Original & Westmorland

Notice the differences between the two and specifically, the difference in the 10th line:

  • O God, o of thy only worthy bloud
  • O God? O of thine only worthy blood

Which version is the correct version? Which do you believe? Here’s what Grierson writes:

I have followed here the punctuation of IV, which takes ‘O God’ in close connexion with the preceding line; the vocative case seems to be needed since God has not been directly addressed until l. 9. The punctuation of D, H49, which has often determined that of 1633, is not really different from that of W:

But who am I that dare dispute with thee?
O God, Oh! &c.

(which modern editors have followed), make ‘O God, Oh!’ a hurried series of exclamations introducing the prayer which follows. This suits the style of these abrupt, passionate poems. But it leaves the question without an address to point it; and to my own mind the hurried, feverous effect of ‘O God, Oh!’ is more than compensated for by the weight which is thrown, by the punctuation adopted , upon the second ‘Oh’, — a sigh drawn from the very depths of the heart,

so piteous and profound
As it did seem to shatter all his bulk,
And end his being.

The job of editing Elizabethan poets, when spelling wasn’t standardized and printing was idiosyncratic, is to objectively and subjectively present to the modern reader what might come closest to the poet’s intentions. It’s what I try to do when analyzing these poems.

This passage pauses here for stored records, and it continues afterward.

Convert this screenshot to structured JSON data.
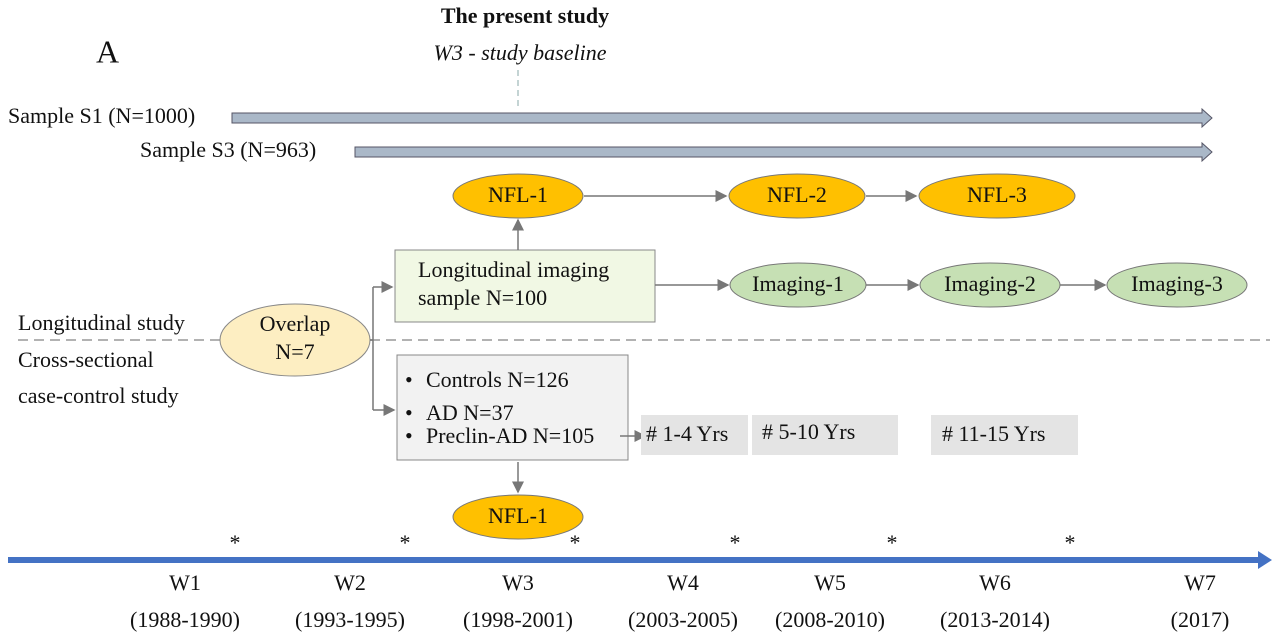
{
  "header": {
    "title": "The present study",
    "subtitle": "W3 - study baseline",
    "panel": "A"
  },
  "samples": [
    {
      "label": "Sample S1 (N=1000)"
    },
    {
      "label": "Sample S3 (N=963)"
    }
  ],
  "longitudinal": {
    "label": "Longitudinal study",
    "box": [
      "Longitudinal imaging",
      "sample N=100"
    ],
    "nfl": [
      "NFL-1",
      "NFL-2",
      "NFL-3"
    ],
    "imaging": [
      "Imaging-1",
      "Imaging-2",
      "Imaging-3"
    ]
  },
  "overlap": [
    "Overlap",
    "N=7"
  ],
  "cross_sectional": {
    "label": [
      "Cross-sectional",
      "case-control study"
    ],
    "groups": [
      "Controls N=126",
      "AD N=37",
      "Preclin-AD N=105"
    ],
    "followup": [
      "# 1-4 Yrs",
      "# 5-10 Yrs",
      "# 11-15 Yrs"
    ],
    "nfl": "NFL-1"
  },
  "timeline": {
    "stars": [
      "*",
      "*",
      "*",
      "*",
      "*",
      "*"
    ],
    "waves": [
      {
        "name": "W1",
        "years": "(1988-1990)"
      },
      {
        "name": "W2",
        "years": "(1993-1995)"
      },
      {
        "name": "W3",
        "years": "(1998-2001)"
      },
      {
        "name": "W4",
        "years": "(2003-2005)"
      },
      {
        "name": "W5",
        "years": "(2008-2010)"
      },
      {
        "name": "W6",
        "years": "(2013-2014)"
      },
      {
        "name": "W7",
        "years": "(2017)"
      }
    ]
  }
}
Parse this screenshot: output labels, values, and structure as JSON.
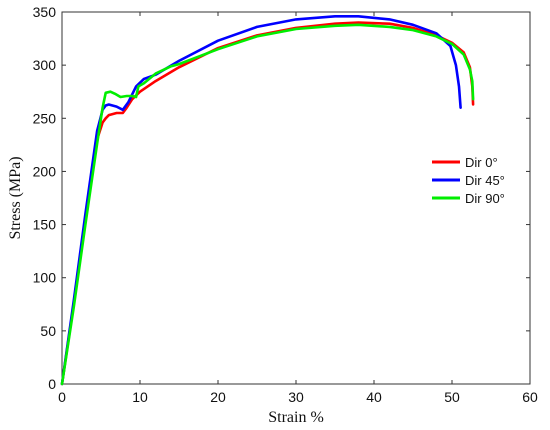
{
  "chart_data": {
    "type": "line",
    "title": "",
    "xlabel": "Strain %",
    "ylabel": "Stress (MPa)",
    "xlim": [
      0,
      60
    ],
    "ylim": [
      0,
      350
    ],
    "xticks": [
      0,
      10,
      20,
      30,
      40,
      50,
      60
    ],
    "yticks": [
      0,
      50,
      100,
      150,
      200,
      250,
      300,
      350
    ],
    "grid": false,
    "legend_position": "right",
    "series": [
      {
        "name": "Dir 0°",
        "color": "#ff0000",
        "x": [
          0,
          1.5,
          3,
          4.5,
          5.2,
          5.6,
          6,
          7,
          7.8,
          8.3,
          9,
          10,
          12,
          15,
          20,
          25,
          30,
          35,
          38,
          42,
          45,
          48,
          50,
          51.5,
          52.3,
          52.6,
          52.7
        ],
        "y": [
          0,
          75,
          155,
          230,
          246,
          250,
          253,
          255,
          255,
          260,
          268,
          275,
          285,
          298,
          316,
          328,
          335,
          339,
          340,
          339,
          335,
          328,
          321,
          312,
          298,
          280,
          263
        ]
      },
      {
        "name": "Dir 45°",
        "color": "#0000ff",
        "x": [
          0,
          1.5,
          3,
          4.5,
          5.2,
          5.6,
          6,
          7,
          7.8,
          8.5,
          9.5,
          10.5,
          12,
          15,
          20,
          25,
          30,
          35,
          38,
          42,
          45,
          48,
          49.8,
          50.5,
          50.9,
          51.1
        ],
        "y": [
          0,
          78,
          160,
          238,
          258,
          262,
          263,
          261,
          258,
          265,
          280,
          287,
          291,
          304,
          323,
          336,
          343,
          346,
          346,
          343,
          338,
          330,
          318,
          300,
          280,
          260
        ]
      },
      {
        "name": "Dir 90°",
        "color": "#00ee00",
        "x": [
          0,
          1.5,
          3,
          4.5,
          5.2,
          5.6,
          6.2,
          6.8,
          7.5,
          8.3,
          9,
          9.5,
          9.8,
          10.5,
          12,
          14,
          15,
          20,
          25,
          30,
          35,
          38,
          42,
          45,
          48,
          50,
          51.5,
          52.3,
          52.6,
          52.7
        ],
        "y": [
          0,
          72,
          150,
          226,
          260,
          274,
          275,
          273,
          270,
          271,
          271,
          270,
          280,
          283,
          292,
          299,
          301,
          315,
          327,
          334,
          337,
          338,
          336,
          333,
          327,
          320,
          310,
          296,
          285,
          268
        ]
      }
    ]
  }
}
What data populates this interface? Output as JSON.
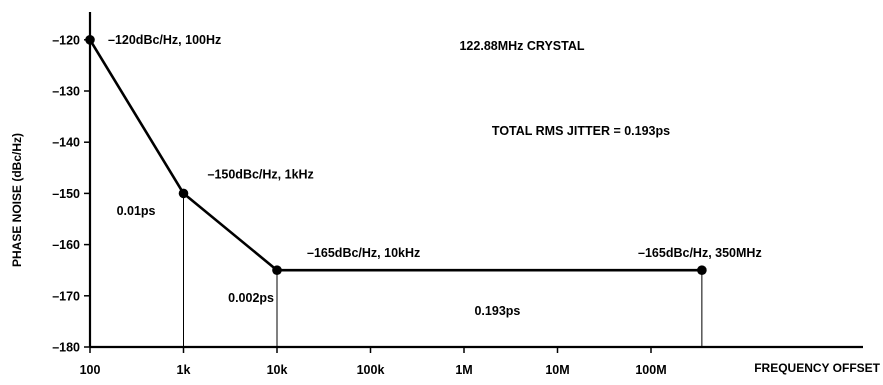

I agree with Grierson. I think the exclamation, Oh God, finishes the prior line. The line, in effect, signals the volta, or the turn of the sonnet, wherein Donne moves from disputation to prayer:

Oh! of thine onely worthy blood,
And my tears, make a heavenly Lethean flood,
And drowne in it my sinnes blacke memorie

He asks that Christ’s blood, which onely (or alone) is worthy, be mixed with his tears. The River Lethe, one of the rivers of Hades, was said to erase the memory of souls before they reincarnated. Mixing Christian and Greek mythology, Donne is asking that the black sins of his past be forgotten and erased. Let both the forgiveness of Christ’s blood erase his sins, and the waters of the River Lethe further drive them from memory.

LetheElysionJohnStanhope

The River Lethe and Elysion by John Stanhope

That thou remember them, some claime as debt,
I thinke it mercy, if thou wilt forget.

The final lines are pregnant with emotion. Is it anger? resignation? weariness? maybe a little humor? a return to disputation? I’m not sure. I think a good reader or a fine actor could find all those senses in the final couplet.

The Form of the Sonnet

The structure of the sonnet combines elements of the Petrarchan and Shakespearean (English) Sonnet sensibility. It’s closest antecedent may be Sidney’s Sonnets, whose sonnets Donne was probably familiar – (as were most Elizabethan poets). While the octave (the first eight lines) are typical of the Petrarchan Sonnet, the brilliant argumentative style favored by the Elizabethans asserts itself in the final sestet. The sestet is divided into a third quatrain and a final couplet, much like Shakespeare’s sonnets. Though the sonnet lacks the brilliant rhetorical drive toward a closing epigrammatic sting (typical of Shakespeare’s sonnets) the elements of that same Elizabethan love of dispute, debate  and resolution remain. Donne has a point to make and he drives it home in the  final couplet.

That thou remember them, some claime as debt,
I thinke it mercy, if thou wilt forget.